By contrast, when I bite into a potato chip, it tastes good and I want more. But a few chips in, the feeling of their tasting good goes away, whereas I still want more.
Our culture is developing more want more because it’s profitable and moving away from tastes good. It’s close to the difference between craving and satisfaction.

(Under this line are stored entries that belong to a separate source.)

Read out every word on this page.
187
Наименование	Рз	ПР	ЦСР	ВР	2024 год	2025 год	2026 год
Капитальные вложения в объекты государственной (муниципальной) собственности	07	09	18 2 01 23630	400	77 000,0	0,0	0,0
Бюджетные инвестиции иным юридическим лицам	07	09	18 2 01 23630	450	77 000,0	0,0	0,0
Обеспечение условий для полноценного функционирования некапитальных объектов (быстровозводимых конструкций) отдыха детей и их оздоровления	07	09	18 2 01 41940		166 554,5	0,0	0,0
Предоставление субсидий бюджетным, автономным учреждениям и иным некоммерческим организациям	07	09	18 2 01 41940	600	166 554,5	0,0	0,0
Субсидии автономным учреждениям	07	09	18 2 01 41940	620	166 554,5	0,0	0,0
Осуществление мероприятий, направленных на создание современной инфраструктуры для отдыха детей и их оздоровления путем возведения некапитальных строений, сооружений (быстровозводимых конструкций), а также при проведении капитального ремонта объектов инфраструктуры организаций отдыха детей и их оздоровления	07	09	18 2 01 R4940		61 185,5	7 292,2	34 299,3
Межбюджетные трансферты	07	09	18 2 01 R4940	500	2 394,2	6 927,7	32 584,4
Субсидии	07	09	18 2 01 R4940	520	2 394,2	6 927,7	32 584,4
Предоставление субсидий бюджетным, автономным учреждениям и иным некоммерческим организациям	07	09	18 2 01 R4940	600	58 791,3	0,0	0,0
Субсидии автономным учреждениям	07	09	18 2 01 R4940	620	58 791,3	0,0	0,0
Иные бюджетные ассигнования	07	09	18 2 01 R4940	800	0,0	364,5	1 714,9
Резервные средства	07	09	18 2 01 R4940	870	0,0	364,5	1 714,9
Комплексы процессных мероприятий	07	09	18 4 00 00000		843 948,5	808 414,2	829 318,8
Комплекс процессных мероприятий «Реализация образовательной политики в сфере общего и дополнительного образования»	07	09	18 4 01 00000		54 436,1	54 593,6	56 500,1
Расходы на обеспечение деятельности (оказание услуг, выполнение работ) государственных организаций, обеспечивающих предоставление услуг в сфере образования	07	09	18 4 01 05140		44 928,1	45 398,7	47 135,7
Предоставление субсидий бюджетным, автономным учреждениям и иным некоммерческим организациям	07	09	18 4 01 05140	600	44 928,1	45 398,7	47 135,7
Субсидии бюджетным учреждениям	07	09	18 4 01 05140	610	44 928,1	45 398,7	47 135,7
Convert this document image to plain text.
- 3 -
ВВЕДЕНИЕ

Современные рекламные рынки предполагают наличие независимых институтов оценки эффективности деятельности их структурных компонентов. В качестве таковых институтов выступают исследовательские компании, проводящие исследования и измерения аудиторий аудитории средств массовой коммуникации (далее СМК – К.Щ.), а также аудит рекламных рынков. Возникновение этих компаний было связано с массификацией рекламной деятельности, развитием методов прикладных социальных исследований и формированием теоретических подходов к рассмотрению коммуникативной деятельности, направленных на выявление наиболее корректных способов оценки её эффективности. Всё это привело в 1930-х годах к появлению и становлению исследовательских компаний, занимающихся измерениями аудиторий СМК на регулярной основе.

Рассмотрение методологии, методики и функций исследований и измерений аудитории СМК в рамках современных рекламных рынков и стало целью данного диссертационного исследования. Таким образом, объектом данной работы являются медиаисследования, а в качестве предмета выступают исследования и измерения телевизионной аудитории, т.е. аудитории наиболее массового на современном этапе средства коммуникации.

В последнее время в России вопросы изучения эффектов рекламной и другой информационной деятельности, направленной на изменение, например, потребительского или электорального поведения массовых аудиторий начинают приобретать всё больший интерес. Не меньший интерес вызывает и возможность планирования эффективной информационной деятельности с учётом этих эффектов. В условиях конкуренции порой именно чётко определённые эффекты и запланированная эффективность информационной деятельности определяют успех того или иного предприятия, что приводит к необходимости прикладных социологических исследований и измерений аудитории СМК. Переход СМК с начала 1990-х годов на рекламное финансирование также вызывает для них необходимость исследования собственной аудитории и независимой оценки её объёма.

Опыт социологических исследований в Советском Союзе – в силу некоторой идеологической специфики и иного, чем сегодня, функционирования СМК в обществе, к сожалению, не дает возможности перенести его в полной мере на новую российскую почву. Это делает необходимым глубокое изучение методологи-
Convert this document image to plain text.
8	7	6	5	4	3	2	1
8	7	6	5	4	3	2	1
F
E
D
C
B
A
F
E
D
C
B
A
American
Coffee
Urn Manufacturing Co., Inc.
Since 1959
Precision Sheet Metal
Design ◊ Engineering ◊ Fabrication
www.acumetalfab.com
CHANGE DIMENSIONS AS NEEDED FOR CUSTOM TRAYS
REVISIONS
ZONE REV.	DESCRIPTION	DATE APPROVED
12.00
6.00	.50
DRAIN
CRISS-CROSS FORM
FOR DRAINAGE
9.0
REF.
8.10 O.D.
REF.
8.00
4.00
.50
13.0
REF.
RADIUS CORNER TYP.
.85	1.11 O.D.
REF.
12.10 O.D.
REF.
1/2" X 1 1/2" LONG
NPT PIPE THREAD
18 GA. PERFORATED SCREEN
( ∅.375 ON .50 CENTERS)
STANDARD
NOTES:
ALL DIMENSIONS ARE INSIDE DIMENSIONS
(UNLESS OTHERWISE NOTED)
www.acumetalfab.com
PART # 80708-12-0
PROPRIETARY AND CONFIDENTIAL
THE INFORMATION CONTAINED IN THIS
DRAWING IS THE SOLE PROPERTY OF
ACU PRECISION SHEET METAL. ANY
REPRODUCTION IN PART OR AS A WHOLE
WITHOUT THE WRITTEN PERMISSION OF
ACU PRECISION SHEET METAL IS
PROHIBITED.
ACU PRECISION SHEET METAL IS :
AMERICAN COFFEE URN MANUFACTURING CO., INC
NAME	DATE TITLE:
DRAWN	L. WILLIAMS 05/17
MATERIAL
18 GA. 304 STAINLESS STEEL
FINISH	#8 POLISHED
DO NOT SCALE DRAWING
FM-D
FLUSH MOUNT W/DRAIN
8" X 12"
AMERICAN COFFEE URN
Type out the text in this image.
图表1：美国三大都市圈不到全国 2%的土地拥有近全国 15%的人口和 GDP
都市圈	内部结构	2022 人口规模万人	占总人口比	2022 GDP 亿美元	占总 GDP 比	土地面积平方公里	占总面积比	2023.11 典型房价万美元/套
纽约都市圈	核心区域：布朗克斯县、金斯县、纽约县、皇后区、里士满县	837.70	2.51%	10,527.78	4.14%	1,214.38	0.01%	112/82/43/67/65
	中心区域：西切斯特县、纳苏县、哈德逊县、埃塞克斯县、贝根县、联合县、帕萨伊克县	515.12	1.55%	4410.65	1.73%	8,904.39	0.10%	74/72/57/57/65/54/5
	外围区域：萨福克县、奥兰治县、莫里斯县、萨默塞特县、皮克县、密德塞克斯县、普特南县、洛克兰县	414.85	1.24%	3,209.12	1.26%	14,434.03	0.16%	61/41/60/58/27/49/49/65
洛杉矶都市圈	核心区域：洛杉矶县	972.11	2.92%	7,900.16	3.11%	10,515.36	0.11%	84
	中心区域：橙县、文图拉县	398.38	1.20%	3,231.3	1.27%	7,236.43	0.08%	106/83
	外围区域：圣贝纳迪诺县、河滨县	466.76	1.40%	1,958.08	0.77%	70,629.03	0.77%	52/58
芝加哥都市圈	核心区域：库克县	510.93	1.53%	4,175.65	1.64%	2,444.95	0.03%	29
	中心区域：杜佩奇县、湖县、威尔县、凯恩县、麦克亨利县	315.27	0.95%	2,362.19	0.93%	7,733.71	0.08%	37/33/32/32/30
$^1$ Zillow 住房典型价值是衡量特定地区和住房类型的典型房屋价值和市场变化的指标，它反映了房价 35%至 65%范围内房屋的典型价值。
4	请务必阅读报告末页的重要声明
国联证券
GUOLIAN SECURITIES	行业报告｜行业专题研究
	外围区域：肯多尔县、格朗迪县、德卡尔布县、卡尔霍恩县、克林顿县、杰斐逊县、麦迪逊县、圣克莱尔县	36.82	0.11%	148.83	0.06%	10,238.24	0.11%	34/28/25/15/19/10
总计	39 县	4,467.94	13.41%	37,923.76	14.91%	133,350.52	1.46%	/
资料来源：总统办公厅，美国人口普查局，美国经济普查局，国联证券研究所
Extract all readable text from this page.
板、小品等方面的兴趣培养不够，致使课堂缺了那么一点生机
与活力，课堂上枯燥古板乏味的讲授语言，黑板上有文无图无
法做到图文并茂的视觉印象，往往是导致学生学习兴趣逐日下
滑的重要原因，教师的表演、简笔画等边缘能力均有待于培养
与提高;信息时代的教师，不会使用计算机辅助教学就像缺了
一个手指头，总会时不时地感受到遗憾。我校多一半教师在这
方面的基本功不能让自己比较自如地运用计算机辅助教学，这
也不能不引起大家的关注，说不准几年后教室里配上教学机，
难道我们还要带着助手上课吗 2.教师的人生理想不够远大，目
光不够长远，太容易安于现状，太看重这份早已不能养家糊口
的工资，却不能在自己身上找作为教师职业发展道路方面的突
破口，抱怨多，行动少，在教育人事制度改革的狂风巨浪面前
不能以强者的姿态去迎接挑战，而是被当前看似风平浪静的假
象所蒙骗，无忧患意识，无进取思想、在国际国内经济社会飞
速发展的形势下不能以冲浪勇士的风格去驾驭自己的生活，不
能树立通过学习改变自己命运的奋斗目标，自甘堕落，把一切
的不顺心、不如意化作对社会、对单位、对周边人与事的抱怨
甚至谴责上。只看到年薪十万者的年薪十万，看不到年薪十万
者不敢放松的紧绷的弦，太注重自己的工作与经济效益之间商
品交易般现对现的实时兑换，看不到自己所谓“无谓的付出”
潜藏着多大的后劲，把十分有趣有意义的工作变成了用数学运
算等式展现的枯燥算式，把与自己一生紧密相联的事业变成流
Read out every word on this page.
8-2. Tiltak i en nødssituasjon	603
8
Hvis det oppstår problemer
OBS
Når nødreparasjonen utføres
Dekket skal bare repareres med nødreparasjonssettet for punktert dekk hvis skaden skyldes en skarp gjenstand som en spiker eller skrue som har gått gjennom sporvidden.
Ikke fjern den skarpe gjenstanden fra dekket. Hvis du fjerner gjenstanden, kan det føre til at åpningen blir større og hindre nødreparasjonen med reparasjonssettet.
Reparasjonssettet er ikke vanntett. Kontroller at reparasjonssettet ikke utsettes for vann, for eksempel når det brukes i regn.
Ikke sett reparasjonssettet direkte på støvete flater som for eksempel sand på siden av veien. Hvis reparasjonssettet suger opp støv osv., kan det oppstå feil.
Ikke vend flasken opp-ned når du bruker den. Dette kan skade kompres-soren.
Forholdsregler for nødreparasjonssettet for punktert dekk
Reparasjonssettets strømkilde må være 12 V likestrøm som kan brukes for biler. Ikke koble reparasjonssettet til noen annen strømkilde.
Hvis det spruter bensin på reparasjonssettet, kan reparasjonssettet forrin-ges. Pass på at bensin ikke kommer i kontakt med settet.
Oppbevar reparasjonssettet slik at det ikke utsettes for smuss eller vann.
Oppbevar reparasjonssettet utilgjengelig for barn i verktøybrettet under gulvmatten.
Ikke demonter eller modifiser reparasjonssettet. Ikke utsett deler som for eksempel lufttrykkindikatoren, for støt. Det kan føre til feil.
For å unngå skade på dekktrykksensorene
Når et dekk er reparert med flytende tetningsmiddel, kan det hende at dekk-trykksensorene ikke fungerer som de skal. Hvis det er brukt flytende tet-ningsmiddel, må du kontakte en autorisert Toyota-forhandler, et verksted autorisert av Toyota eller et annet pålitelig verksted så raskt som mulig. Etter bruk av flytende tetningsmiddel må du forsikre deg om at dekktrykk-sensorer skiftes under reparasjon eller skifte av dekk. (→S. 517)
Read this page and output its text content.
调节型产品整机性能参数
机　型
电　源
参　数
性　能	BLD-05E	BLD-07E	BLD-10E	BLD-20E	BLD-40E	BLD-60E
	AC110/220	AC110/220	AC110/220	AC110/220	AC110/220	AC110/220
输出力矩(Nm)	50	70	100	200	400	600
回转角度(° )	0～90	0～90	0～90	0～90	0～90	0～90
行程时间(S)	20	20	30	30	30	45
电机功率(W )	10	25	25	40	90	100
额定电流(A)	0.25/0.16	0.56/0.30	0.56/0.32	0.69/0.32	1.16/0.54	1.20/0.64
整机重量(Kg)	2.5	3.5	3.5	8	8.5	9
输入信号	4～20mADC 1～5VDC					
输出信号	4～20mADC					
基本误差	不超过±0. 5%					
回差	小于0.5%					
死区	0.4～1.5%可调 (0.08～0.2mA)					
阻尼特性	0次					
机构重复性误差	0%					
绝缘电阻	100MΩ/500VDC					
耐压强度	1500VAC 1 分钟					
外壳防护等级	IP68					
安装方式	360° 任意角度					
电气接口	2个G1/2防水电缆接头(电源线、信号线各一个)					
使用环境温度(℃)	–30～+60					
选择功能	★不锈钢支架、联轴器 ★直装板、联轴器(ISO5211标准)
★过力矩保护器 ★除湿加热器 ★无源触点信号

I’ve been developing a list of contrasting examples of the two sensations. I recommend familiarizing yourself with each to keep your life from becoming passive and draining. And to keep organizations more interested in their profits than your well-being from influencing you.
|Want More||Tastes Good|
|Junk food and engineered food||Fruits and vegetables|
|Flying everywhere||Exploring where you are|
|Fast fashion||Buying less|
|Opioids and addictive drugs||Community|
|Sugar, salt, fat||Nuanced, rich, complex flavors|
|Packaged food||Farmers markets and CSAs|
|TV||Exercise or community|
|Drama||Realistic representations of people and relationships|
|Video games||Hobbies and sports|
I oversimplified, since some video games probably contain lots of tastes good.
What results from tastes good activities versus want more ones?
|Tastes good results||Want more results|
|Fulfillment||Chasing your tail|
|Independence and teamwork||Dependence|
|Self-determination||Being a pet or tool|
|Being healthy||Chasing health or following health claims|
|Less stuff||More waste|
|Supporting others||Focusing on yourself|
Identifying the different sensations can transform your life.